Rowling Calls Teen Reporters

The increasingly reclusive JK Rowling is limiting her contacts with the press. “Rowling has refused to grant interviews to British journalists for two years. Her only contact with the media on the release of the new book will be through ‘cub reporters’ under 16, who will be selected for a ‘press conference’ through competitions. Emerson Spartz, an 18-year-old student from Indiana, was asleep at 9am when his telephone rang. A Scottish voice asked ‘Hello, Emerson? This is Jo. You believe me, don’t you’?”

NY Library Starts Digital Borrowing Library

The New York Public Library says it is “making 700 books — from classics to current best sellers — available to members in digital audio form for downloading onto PCs, CD players and portable listening devices. Users can listen to digital audio books through a computer, burn them to CDs or transfer them to many portable devices, library officials said. Digital audio books are available for free to members through the library’s Web site. Users can borrow up to 10 digital books at a time, and after 21 days the materials will be automatically checked in and made available to others.”

A Wonderful Romance – Gay Romance Novel Looks For Success

Is the gay male romance novel coming into its own? It’s “a world where there are never cowards, only condoms; each of the heroes has a brain, even if it takes until the end of the story for one of them to use it; and the abs, if not tin, most likely resemble iron.” This month, encouraged by successes so far, publisher is “aiming for the big time, with 12,500 copies of ‘Hot Sauce’ in print and fervent hopes that with gay marriage in the news — and legal in their own state — gay men may be more willing than ever to claim their inner Cinderella and read up on Prince Charming.”

Da Vinci Code Spurs Interest In Cracking CIA Sculpture

“The race to find the secrets of Kryptos, a sculpture inside a courtyard at the CIA’s heavily guarded headquarters in Langley, Virginia, may be reaching a climax.
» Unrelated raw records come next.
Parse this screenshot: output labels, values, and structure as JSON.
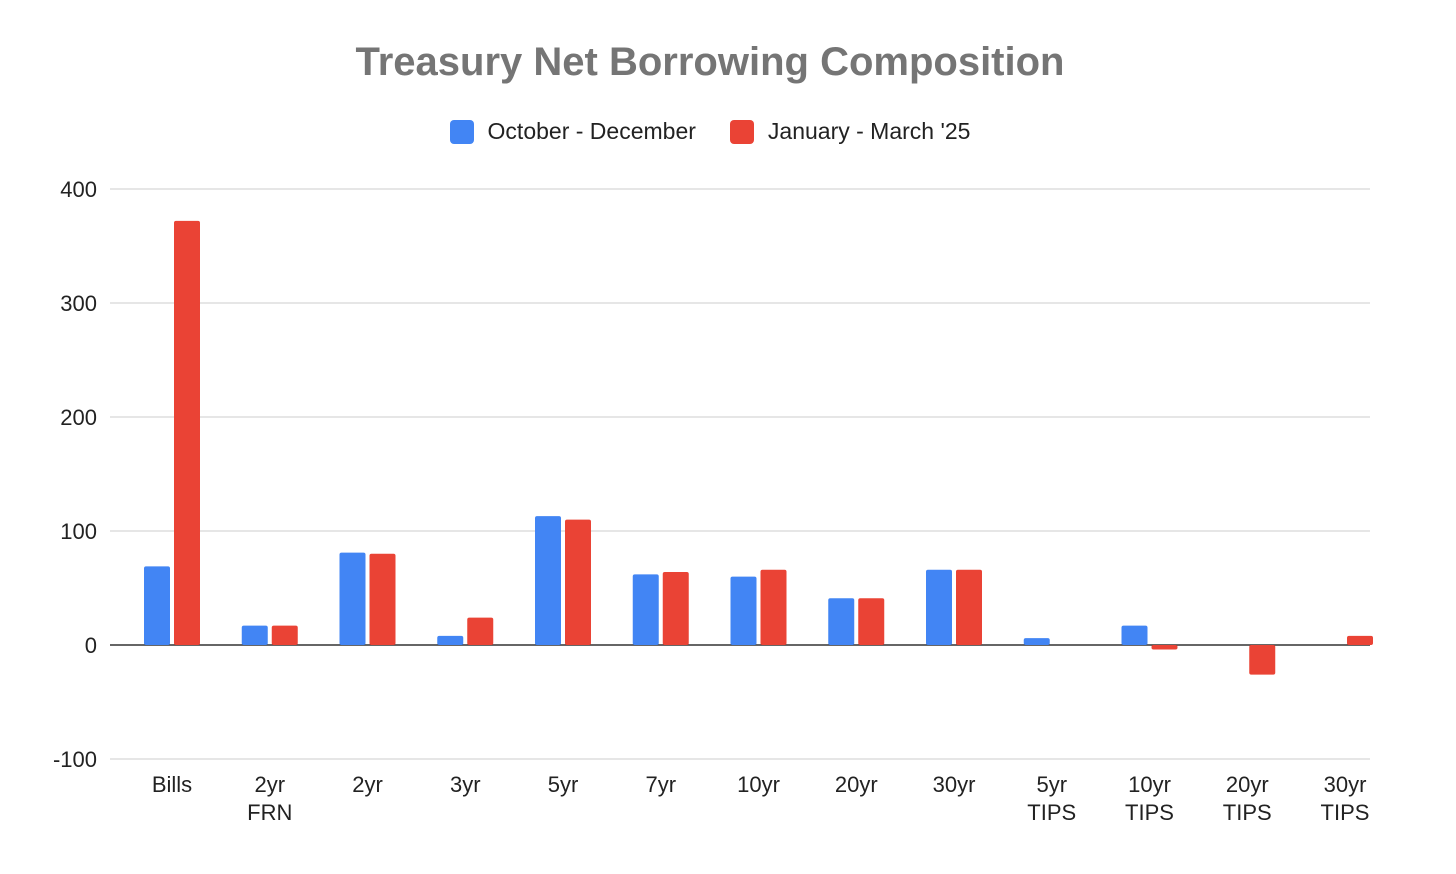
{
  "chart_data": {
    "type": "bar",
    "title": "Treasury Net Borrowing Composition",
    "categories": [
      [
        "Bills"
      ],
      [
        "2yr",
        "FRN"
      ],
      [
        "2yr"
      ],
      [
        "3yr"
      ],
      [
        "5yr"
      ],
      [
        "7yr"
      ],
      [
        "10yr"
      ],
      [
        "20yr"
      ],
      [
        "30yr"
      ],
      [
        "5yr",
        "TIPS"
      ],
      [
        "10yr",
        "TIPS"
      ],
      [
        "20yr",
        "TIPS"
      ],
      [
        "30yr",
        "TIPS"
      ]
    ],
    "series": [
      {
        "name": "October - December",
        "color": "#4285f4",
        "values": [
          69,
          17,
          81,
          8,
          113,
          62,
          60,
          41,
          66,
          6,
          17,
          0,
          0
        ]
      },
      {
        "name": "January - March '25",
        "color": "#ea4335",
        "values": [
          372,
          17,
          80,
          24,
          110,
          64,
          66,
          41,
          66,
          0,
          -4,
          -26,
          8
        ]
      }
    ],
    "xlabel": "",
    "ylabel": "",
    "ylim": [
      -100,
      400
    ],
    "yticks": [
      400,
      300,
      200,
      100,
      0,
      -100
    ],
    "grid": true,
    "legend": "top-center"
  }
}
And interest has soared since Dan Brown hid references to Kryptos on the cover design for his bestselling novel The Da Vinci Code, and suggested it might play a role in his next novel, The Solomon Key.”

Europe Gets Into The Crime Wave

Where once crime fiction came from downtown Los Angeles, or the east end of London, these days the best are from Europe. “Traditionally, British readers have a horror of translated novels. Europeans have always bought up our crime writers, from PD James to Ian Rankin, but we’re a nation for whom the words ‘French exchange’ still have the power to instil terror. Yet sales of translated European crime fiction have increased fivefold in the past four years.”

The Big-Box Bookstore Dilemma

“A new bookstore such as the latest Barnes & Noble behemoth — 36,000 square feet spread out across two floors — that opened a week and a half ago in the Chicago Loop neatly encapsulates the 21st Century booksellers’ problem: Is it all about the classics — or the cappuccino? And how can an establishment that sells books — each one a rectangular homage to intellectual independence — be cogs in a bland, homogenous corporate machine that has been accused of mashing smaller independent bookstores into goo?”

Who Counts In Chicago Publishing?

“For years, Oprah reigned supreme as the city’s bookselling heavyweight, metaphorically speaking, only to take a break and then return to the classics–Faulkner anyone? While this was happening, an heiress to a pill-pushing fortune turned the world of words on its head when she made Chicago’s venerable little Poetry magazine the Valhalla of verse by giving it a god’s fortune. So there you have the beauty and mystery of Chicago’s book world: Oprah and Poetry.”

The Great Book Giveaway (Will You Read It Then?)

Robert Chalmers’ book has been a critical success, but it hasn’t been selling well. So he’s decided to hit the streets of London to give it away. “The likes of HarperCollins and Macmillan can blanket-bomb towns with those huge bookshop displays. I’ve always wondered whether ‘ordinary people’ with no influence or literary connections would actually like my books – I mean, it’s not like they’re Dostoyevsky or something. So, we had this joke in the pub a while ago… and now, well, here we are.”